If you are using pg_upgrade to upgrade an instance of Fujitsu Enterprise Postgres that uses Transparent Data Encryption (TDE), there are steps you can take before upgrading.

If your old cluster operation was an HA cluster operation without database multiplexing operations, and you shared a single keystore file, see "Before upgrading if you shared a keystore file". For other operations, see "Before upgrading"

Before upgrading, perform the following steps:

1. Copy Master Encryption Key

   Copy the keystore file from the old cluster to the new cluster.

   You do not need to use the pgx_set_master_key function to generate a new master encryption key on the new cluster; you must copy the keystore file from the old cluster.

   As a database superuser, do the following:

   $ mkdir <NEW-KEY-STORE>/
   $ cp -p <OLD-KEY-STORE>/keystore.ks  <NEW-KEY-STORE>/

   NEW-KEY-STORE: The directory specified by the keystore_location parameter in postgresql.conf for the new cluster

   OLD-KEY-STORE: The directory specified by the keystore_location parameter in postgresql.conf on the old cluster

   Note

   This is not necessary if you are using the old cluster keystore file location as the new cluster keystore file location. In that case, the old cluster cannot continue to be used.
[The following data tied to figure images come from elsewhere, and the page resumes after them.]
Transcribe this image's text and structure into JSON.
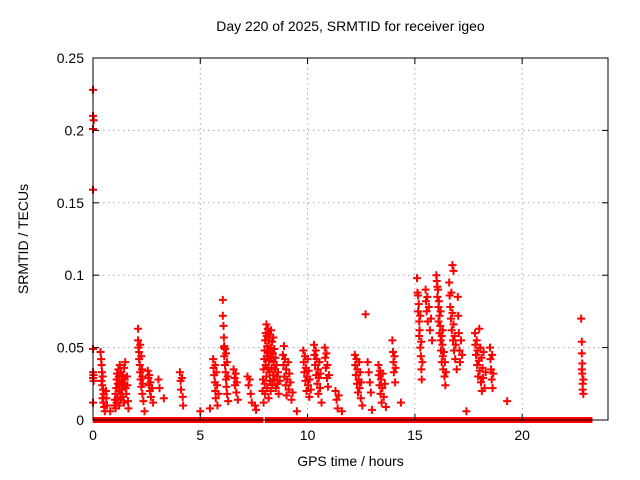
{
  "chart_data": {
    "type": "scatter",
    "title": "Day 220 of 2025, SRMTID for receiver igeo",
    "xlabel": "GPS time / hours",
    "ylabel": "SRMTID / TECUs",
    "xlim": [
      0,
      24
    ],
    "ylim": [
      0,
      0.25
    ],
    "xticks": {
      "values": [
        0,
        5,
        10,
        15,
        20
      ],
      "labels": [
        "0",
        "5",
        "10",
        "15",
        "20"
      ]
    },
    "yticks": {
      "values": [
        0,
        0.05,
        0.1,
        0.15,
        0.2,
        0.25
      ],
      "labels": [
        "0",
        "0.05",
        "0.1",
        "0.15",
        "0.2",
        "0.25"
      ]
    },
    "grid": {
      "on": true,
      "color": "#a8a8a8",
      "style": "dotted"
    },
    "legend": "none",
    "marker": {
      "shape": "plus",
      "color": "#ff0000",
      "size": 8,
      "stroke": 2
    },
    "baseline_value": 0,
    "baseline_segments": [
      [
        0.08,
        0.42
      ],
      [
        0.52,
        0.95
      ],
      [
        1.0,
        2.18
      ],
      [
        2.3,
        3.05
      ],
      [
        3.1,
        3.92
      ],
      [
        4.0,
        4.3
      ],
      [
        4.42,
        5.32
      ],
      [
        5.45,
        6.12
      ],
      [
        6.2,
        7.0
      ],
      [
        7.05,
        7.85
      ],
      [
        8.1,
        8.38
      ],
      [
        8.52,
        9.3
      ],
      [
        9.42,
        10.3
      ],
      [
        10.35,
        11.15
      ],
      [
        11.3,
        12.12
      ],
      [
        12.2,
        12.62
      ],
      [
        12.72,
        13.58
      ],
      [
        13.65,
        14.3
      ],
      [
        14.4,
        15.42
      ],
      [
        15.55,
        16.55
      ],
      [
        16.68,
        17.0
      ],
      [
        17.05,
        18.2
      ],
      [
        18.3,
        19.6
      ],
      [
        19.65,
        22.55
      ],
      [
        22.62,
        23.0
      ],
      [
        23.05,
        23.18
      ]
    ],
    "points": [
      [
        0.0,
        0.228
      ],
      [
        0.0,
        0.21
      ],
      [
        0.03,
        0.207
      ],
      [
        0.0,
        0.201
      ],
      [
        0.0,
        0.159
      ],
      [
        0.0,
        0.049
      ],
      [
        0.0,
        0.033
      ],
      [
        0.02,
        0.031
      ],
      [
        0.0,
        0.029
      ],
      [
        0.03,
        0.027
      ],
      [
        0.0,
        0.012
      ],
      [
        0.35,
        0.047
      ],
      [
        0.38,
        0.042
      ],
      [
        0.4,
        0.038
      ],
      [
        0.42,
        0.033
      ],
      [
        0.45,
        0.03
      ],
      [
        0.4,
        0.027
      ],
      [
        0.43,
        0.024
      ],
      [
        0.47,
        0.021
      ],
      [
        0.5,
        0.018
      ],
      [
        0.44,
        0.015
      ],
      [
        0.48,
        0.012
      ],
      [
        0.52,
        0.009
      ],
      [
        0.55,
        0.006
      ],
      [
        0.6,
        0.02
      ],
      [
        0.62,
        0.015
      ],
      [
        0.65,
        0.01
      ],
      [
        0.8,
        0.006
      ],
      [
        1.0,
        0.01
      ],
      [
        1.02,
        0.014
      ],
      [
        1.05,
        0.018
      ],
      [
        1.05,
        0.008
      ],
      [
        1.08,
        0.022
      ],
      [
        1.1,
        0.028
      ],
      [
        1.1,
        0.012
      ],
      [
        1.12,
        0.032
      ],
      [
        1.15,
        0.025
      ],
      [
        1.15,
        0.015
      ],
      [
        1.18,
        0.035
      ],
      [
        1.2,
        0.03
      ],
      [
        1.2,
        0.02
      ],
      [
        1.22,
        0.01
      ],
      [
        1.25,
        0.038
      ],
      [
        1.25,
        0.024
      ],
      [
        1.28,
        0.018
      ],
      [
        1.3,
        0.033
      ],
      [
        1.3,
        0.014
      ],
      [
        1.33,
        0.027
      ],
      [
        1.35,
        0.021
      ],
      [
        1.38,
        0.031
      ],
      [
        1.4,
        0.016
      ],
      [
        1.42,
        0.025
      ],
      [
        1.45,
        0.036
      ],
      [
        1.45,
        0.012
      ],
      [
        1.48,
        0.028
      ],
      [
        1.5,
        0.04
      ],
      [
        1.52,
        0.022
      ],
      [
        1.55,
        0.018
      ],
      [
        1.58,
        0.03
      ],
      [
        1.6,
        0.024
      ],
      [
        1.63,
        0.013
      ],
      [
        1.65,
        0.008
      ],
      [
        2.1,
        0.063
      ],
      [
        2.1,
        0.055
      ],
      [
        2.12,
        0.05
      ],
      [
        2.15,
        0.047
      ],
      [
        2.15,
        0.042
      ],
      [
        2.18,
        0.038
      ],
      [
        2.2,
        0.052
      ],
      [
        2.2,
        0.033
      ],
      [
        2.22,
        0.028
      ],
      [
        2.25,
        0.044
      ],
      [
        2.25,
        0.023
      ],
      [
        2.28,
        0.035
      ],
      [
        2.3,
        0.03
      ],
      [
        2.3,
        0.018
      ],
      [
        2.32,
        0.025
      ],
      [
        2.35,
        0.013
      ],
      [
        2.4,
        0.006
      ],
      [
        2.55,
        0.034
      ],
      [
        2.58,
        0.029
      ],
      [
        2.6,
        0.024
      ],
      [
        2.62,
        0.031
      ],
      [
        2.65,
        0.02
      ],
      [
        2.68,
        0.026
      ],
      [
        2.7,
        0.016
      ],
      [
        2.75,
        0.022
      ],
      [
        2.8,
        0.012
      ],
      [
        3.05,
        0.028
      ],
      [
        3.1,
        0.022
      ],
      [
        3.3,
        0.015
      ],
      [
        4.05,
        0.033
      ],
      [
        4.08,
        0.027
      ],
      [
        4.1,
        0.021
      ],
      [
        4.15,
        0.029
      ],
      [
        4.18,
        0.016
      ],
      [
        4.2,
        0.01
      ],
      [
        5.0,
        0.006
      ],
      [
        5.45,
        0.008
      ],
      [
        5.6,
        0.042
      ],
      [
        5.62,
        0.036
      ],
      [
        5.65,
        0.031
      ],
      [
        5.68,
        0.026
      ],
      [
        5.7,
        0.038
      ],
      [
        5.7,
        0.02
      ],
      [
        5.72,
        0.015
      ],
      [
        5.75,
        0.033
      ],
      [
        5.78,
        0.024
      ],
      [
        5.8,
        0.01
      ],
      [
        5.85,
        0.018
      ],
      [
        6.05,
        0.083
      ],
      [
        6.05,
        0.072
      ],
      [
        6.08,
        0.065
      ],
      [
        6.1,
        0.057
      ],
      [
        6.1,
        0.05
      ],
      [
        6.12,
        0.051
      ],
      [
        6.12,
        0.044
      ],
      [
        6.15,
        0.049
      ],
      [
        6.15,
        0.038
      ],
      [
        6.18,
        0.033
      ],
      [
        6.2,
        0.046
      ],
      [
        6.2,
        0.028
      ],
      [
        6.22,
        0.023
      ],
      [
        6.25,
        0.04
      ],
      [
        6.25,
        0.018
      ],
      [
        6.28,
        0.03
      ],
      [
        6.3,
        0.013
      ],
      [
        6.55,
        0.035
      ],
      [
        6.6,
        0.029
      ],
      [
        6.62,
        0.024
      ],
      [
        6.65,
        0.032
      ],
      [
        6.68,
        0.019
      ],
      [
        6.7,
        0.026
      ],
      [
        6.75,
        0.014
      ],
      [
        7.2,
        0.03
      ],
      [
        7.25,
        0.024
      ],
      [
        7.3,
        0.028
      ],
      [
        7.35,
        0.018
      ],
      [
        7.4,
        0.012
      ],
      [
        7.55,
        0.01
      ],
      [
        7.6,
        0.007
      ],
      [
        7.9,
        0.02
      ],
      [
        7.92,
        0.028
      ],
      [
        7.95,
        0.035
      ],
      [
        7.95,
        0.012
      ],
      [
        7.98,
        0.042
      ],
      [
        8.0,
        0.048
      ],
      [
        8.0,
        0.025
      ],
      [
        8.02,
        0.055
      ],
      [
        8.02,
        0.018
      ],
      [
        8.05,
        0.06
      ],
      [
        8.05,
        0.038
      ],
      [
        8.08,
        0.066
      ],
      [
        8.08,
        0.03
      ],
      [
        8.1,
        0.058
      ],
      [
        8.1,
        0.044
      ],
      [
        8.12,
        0.051
      ],
      [
        8.12,
        0.022
      ],
      [
        8.15,
        0.063
      ],
      [
        8.15,
        0.036
      ],
      [
        8.18,
        0.047
      ],
      [
        8.18,
        0.015
      ],
      [
        8.2,
        0.055
      ],
      [
        8.2,
        0.041
      ],
      [
        8.22,
        0.033
      ],
      [
        8.25,
        0.059
      ],
      [
        8.25,
        0.027
      ],
      [
        8.28,
        0.05
      ],
      [
        8.28,
        0.02
      ],
      [
        8.3,
        0.043
      ],
      [
        8.3,
        0.062
      ],
      [
        8.32,
        0.036
      ],
      [
        8.35,
        0.054
      ],
      [
        8.35,
        0.024
      ],
      [
        8.38,
        0.046
      ],
      [
        8.4,
        0.031
      ],
      [
        8.4,
        0.057
      ],
      [
        8.42,
        0.04
      ],
      [
        8.45,
        0.028
      ],
      [
        8.45,
        0.049
      ],
      [
        8.48,
        0.035
      ],
      [
        8.5,
        0.043
      ],
      [
        8.52,
        0.022
      ],
      [
        8.55,
        0.038
      ],
      [
        8.58,
        0.03
      ],
      [
        8.6,
        0.025
      ],
      [
        8.62,
        0.033
      ],
      [
        8.65,
        0.018
      ],
      [
        8.7,
        0.027
      ],
      [
        8.85,
        0.045
      ],
      [
        8.88,
        0.038
      ],
      [
        8.9,
        0.051
      ],
      [
        8.92,
        0.03
      ],
      [
        8.95,
        0.042
      ],
      [
        8.98,
        0.024
      ],
      [
        9.0,
        0.035
      ],
      [
        9.02,
        0.017
      ],
      [
        9.05,
        0.028
      ],
      [
        9.1,
        0.04
      ],
      [
        9.12,
        0.021
      ],
      [
        9.15,
        0.032
      ],
      [
        9.2,
        0.026
      ],
      [
        9.25,
        0.014
      ],
      [
        9.3,
        0.019
      ],
      [
        9.5,
        0.006
      ],
      [
        9.8,
        0.048
      ],
      [
        9.82,
        0.04
      ],
      [
        9.85,
        0.033
      ],
      [
        9.88,
        0.044
      ],
      [
        9.9,
        0.027
      ],
      [
        9.92,
        0.036
      ],
      [
        9.95,
        0.02
      ],
      [
        9.98,
        0.03
      ],
      [
        10.0,
        0.042
      ],
      [
        10.02,
        0.024
      ],
      [
        10.05,
        0.034
      ],
      [
        10.08,
        0.016
      ],
      [
        10.1,
        0.028
      ],
      [
        10.15,
        0.021
      ],
      [
        10.3,
        0.052
      ],
      [
        10.32,
        0.045
      ],
      [
        10.35,
        0.038
      ],
      [
        10.38,
        0.048
      ],
      [
        10.4,
        0.031
      ],
      [
        10.42,
        0.042
      ],
      [
        10.45,
        0.025
      ],
      [
        10.48,
        0.035
      ],
      [
        10.5,
        0.018
      ],
      [
        10.52,
        0.029
      ],
      [
        10.55,
        0.04
      ],
      [
        10.58,
        0.022
      ],
      [
        10.6,
        0.032
      ],
      [
        10.65,
        0.012
      ],
      [
        10.8,
        0.05
      ],
      [
        10.82,
        0.043
      ],
      [
        10.85,
        0.036
      ],
      [
        10.88,
        0.046
      ],
      [
        10.9,
        0.029
      ],
      [
        10.92,
        0.038
      ],
      [
        10.95,
        0.023
      ],
      [
        11.0,
        0.031
      ],
      [
        11.3,
        0.02
      ],
      [
        11.35,
        0.014
      ],
      [
        11.4,
        0.008
      ],
      [
        11.45,
        0.017
      ],
      [
        11.6,
        0.006
      ],
      [
        12.2,
        0.045
      ],
      [
        12.22,
        0.038
      ],
      [
        12.25,
        0.031
      ],
      [
        12.28,
        0.042
      ],
      [
        12.3,
        0.025
      ],
      [
        12.32,
        0.035
      ],
      [
        12.35,
        0.019
      ],
      [
        12.38,
        0.028
      ],
      [
        12.4,
        0.04
      ],
      [
        12.42,
        0.022
      ],
      [
        12.45,
        0.033
      ],
      [
        12.48,
        0.015
      ],
      [
        12.5,
        0.026
      ],
      [
        12.55,
        0.01
      ],
      [
        12.7,
        0.073
      ],
      [
        12.8,
        0.04
      ],
      [
        12.85,
        0.033
      ],
      [
        12.9,
        0.026
      ],
      [
        12.95,
        0.019
      ],
      [
        13.0,
        0.007
      ],
      [
        13.3,
        0.038
      ],
      [
        13.32,
        0.031
      ],
      [
        13.35,
        0.024
      ],
      [
        13.38,
        0.034
      ],
      [
        13.4,
        0.018
      ],
      [
        13.42,
        0.028
      ],
      [
        13.45,
        0.012
      ],
      [
        13.48,
        0.022
      ],
      [
        13.5,
        0.032
      ],
      [
        13.55,
        0.016
      ],
      [
        13.6,
        0.025
      ],
      [
        13.65,
        0.009
      ],
      [
        13.95,
        0.055
      ],
      [
        13.98,
        0.047
      ],
      [
        14.0,
        0.04
      ],
      [
        14.02,
        0.033
      ],
      [
        14.05,
        0.044
      ],
      [
        14.08,
        0.026
      ],
      [
        14.1,
        0.036
      ],
      [
        14.35,
        0.012
      ],
      [
        15.1,
        0.098
      ],
      [
        15.12,
        0.088
      ],
      [
        15.15,
        0.086
      ],
      [
        15.15,
        0.075
      ],
      [
        15.18,
        0.08
      ],
      [
        15.2,
        0.068
      ],
      [
        15.2,
        0.058
      ],
      [
        15.22,
        0.062
      ],
      [
        15.25,
        0.05
      ],
      [
        15.25,
        0.072
      ],
      [
        15.28,
        0.044
      ],
      [
        15.3,
        0.054
      ],
      [
        15.3,
        0.035
      ],
      [
        15.32,
        0.028
      ],
      [
        15.35,
        0.04
      ],
      [
        15.5,
        0.09
      ],
      [
        15.52,
        0.082
      ],
      [
        15.55,
        0.075
      ],
      [
        15.58,
        0.085
      ],
      [
        15.6,
        0.068
      ],
      [
        15.65,
        0.078
      ],
      [
        15.7,
        0.062
      ],
      [
        15.75,
        0.07
      ],
      [
        15.8,
        0.055
      ],
      [
        16.0,
        0.1
      ],
      [
        16.02,
        0.096
      ],
      [
        16.05,
        0.092
      ],
      [
        16.05,
        0.085
      ],
      [
        16.08,
        0.09
      ],
      [
        16.1,
        0.078
      ],
      [
        16.1,
        0.068
      ],
      [
        16.12,
        0.082
      ],
      [
        16.15,
        0.072
      ],
      [
        16.15,
        0.06
      ],
      [
        16.18,
        0.065
      ],
      [
        16.2,
        0.055
      ],
      [
        16.2,
        0.075
      ],
      [
        16.22,
        0.048
      ],
      [
        16.25,
        0.058
      ],
      [
        16.25,
        0.04
      ],
      [
        16.28,
        0.052
      ],
      [
        16.3,
        0.044
      ],
      [
        16.3,
        0.062
      ],
      [
        16.32,
        0.035
      ],
      [
        16.35,
        0.047
      ],
      [
        16.38,
        0.03
      ],
      [
        16.4,
        0.04
      ],
      [
        16.42,
        0.024
      ],
      [
        16.45,
        0.033
      ],
      [
        16.6,
        0.095
      ],
      [
        16.62,
        0.086
      ],
      [
        16.65,
        0.078
      ],
      [
        16.68,
        0.07
      ],
      [
        16.7,
        0.088
      ],
      [
        16.72,
        0.062
      ],
      [
        16.75,
        0.107
      ],
      [
        16.75,
        0.074
      ],
      [
        16.78,
        0.055
      ],
      [
        16.8,
        0.103
      ],
      [
        16.8,
        0.066
      ],
      [
        16.82,
        0.048
      ],
      [
        16.85,
        0.058
      ],
      [
        16.88,
        0.042
      ],
      [
        16.9,
        0.052
      ],
      [
        16.95,
        0.035
      ],
      [
        17.0,
        0.085
      ],
      [
        17.02,
        0.072
      ],
      [
        17.05,
        0.06
      ],
      [
        17.08,
        0.048
      ],
      [
        17.1,
        0.04
      ],
      [
        17.15,
        0.055
      ],
      [
        17.2,
        0.045
      ],
      [
        17.4,
        0.006
      ],
      [
        17.8,
        0.06
      ],
      [
        17.82,
        0.052
      ],
      [
        17.85,
        0.045
      ],
      [
        17.88,
        0.055
      ],
      [
        17.9,
        0.038
      ],
      [
        17.92,
        0.048
      ],
      [
        17.95,
        0.03
      ],
      [
        17.98,
        0.041
      ],
      [
        18.0,
        0.063
      ],
      [
        18.02,
        0.034
      ],
      [
        18.05,
        0.05
      ],
      [
        18.08,
        0.026
      ],
      [
        18.1,
        0.043
      ],
      [
        18.12,
        0.02
      ],
      [
        18.15,
        0.036
      ],
      [
        18.18,
        0.029
      ],
      [
        18.2,
        0.047
      ],
      [
        18.25,
        0.022
      ],
      [
        18.3,
        0.033
      ],
      [
        18.5,
        0.05
      ],
      [
        18.52,
        0.042
      ],
      [
        18.55,
        0.035
      ],
      [
        18.58,
        0.028
      ],
      [
        18.6,
        0.045
      ],
      [
        18.62,
        0.022
      ],
      [
        18.65,
        0.032
      ],
      [
        19.3,
        0.013
      ],
      [
        22.75,
        0.07
      ],
      [
        22.78,
        0.054
      ],
      [
        22.78,
        0.046
      ],
      [
        22.78,
        0.035
      ],
      [
        22.8,
        0.039
      ],
      [
        22.8,
        0.032
      ],
      [
        22.82,
        0.025
      ],
      [
        22.82,
        0.021
      ],
      [
        22.85,
        0.028
      ],
      [
        22.85,
        0.018
      ]
    ]
  }
}
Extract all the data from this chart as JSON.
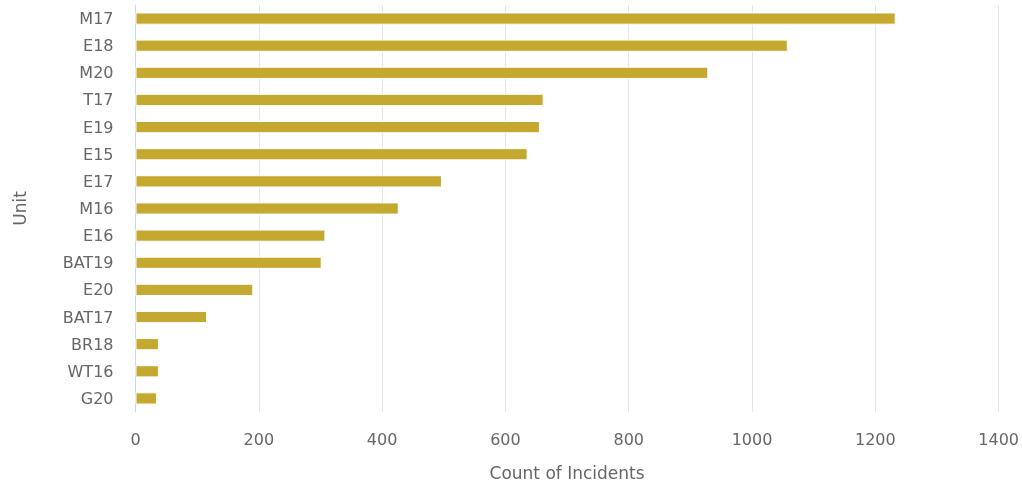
{
  "chart_data": {
    "type": "bar",
    "orientation": "horizontal",
    "xlabel": "Count of Incidents",
    "ylabel": "Unit",
    "categories": [
      "M17",
      "E18",
      "M20",
      "T17",
      "E19",
      "E15",
      "E17",
      "M16",
      "E16",
      "BAT19",
      "E20",
      "BAT17",
      "BR18",
      "WT16",
      "G20"
    ],
    "values": [
      1233,
      1058,
      929,
      662,
      656,
      636,
      497,
      427,
      308,
      302,
      191,
      116,
      38,
      38,
      35
    ],
    "color": "#c4a82f",
    "xlim": [
      0,
      1400
    ],
    "xticks": [
      0,
      200,
      400,
      600,
      800,
      1000,
      1200,
      1400
    ],
    "grid": "x"
  }
}
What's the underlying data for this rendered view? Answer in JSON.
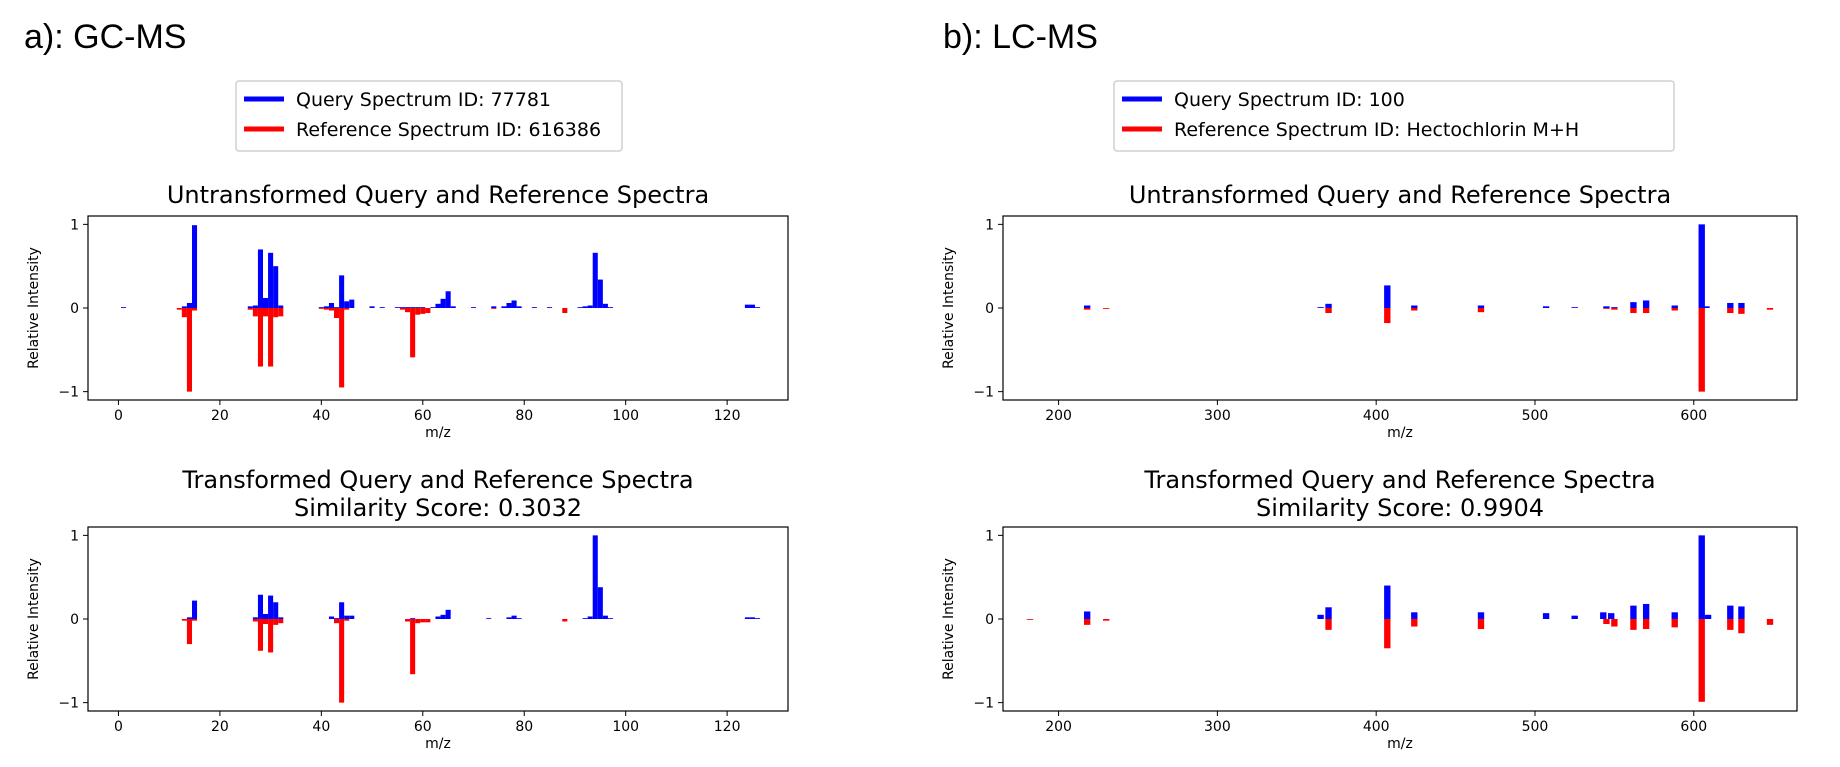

   Enable automatic keystore opening for old and new clusters.

If the primary and standby servers shared the same keystore file, copy the keystore file from the old environment and share it as the keystore file from the new environment.

For more secure management of keystore files, place them on a secure, isolated key management server or key management storage.

Enable automatic keystore opening for old and new clusters.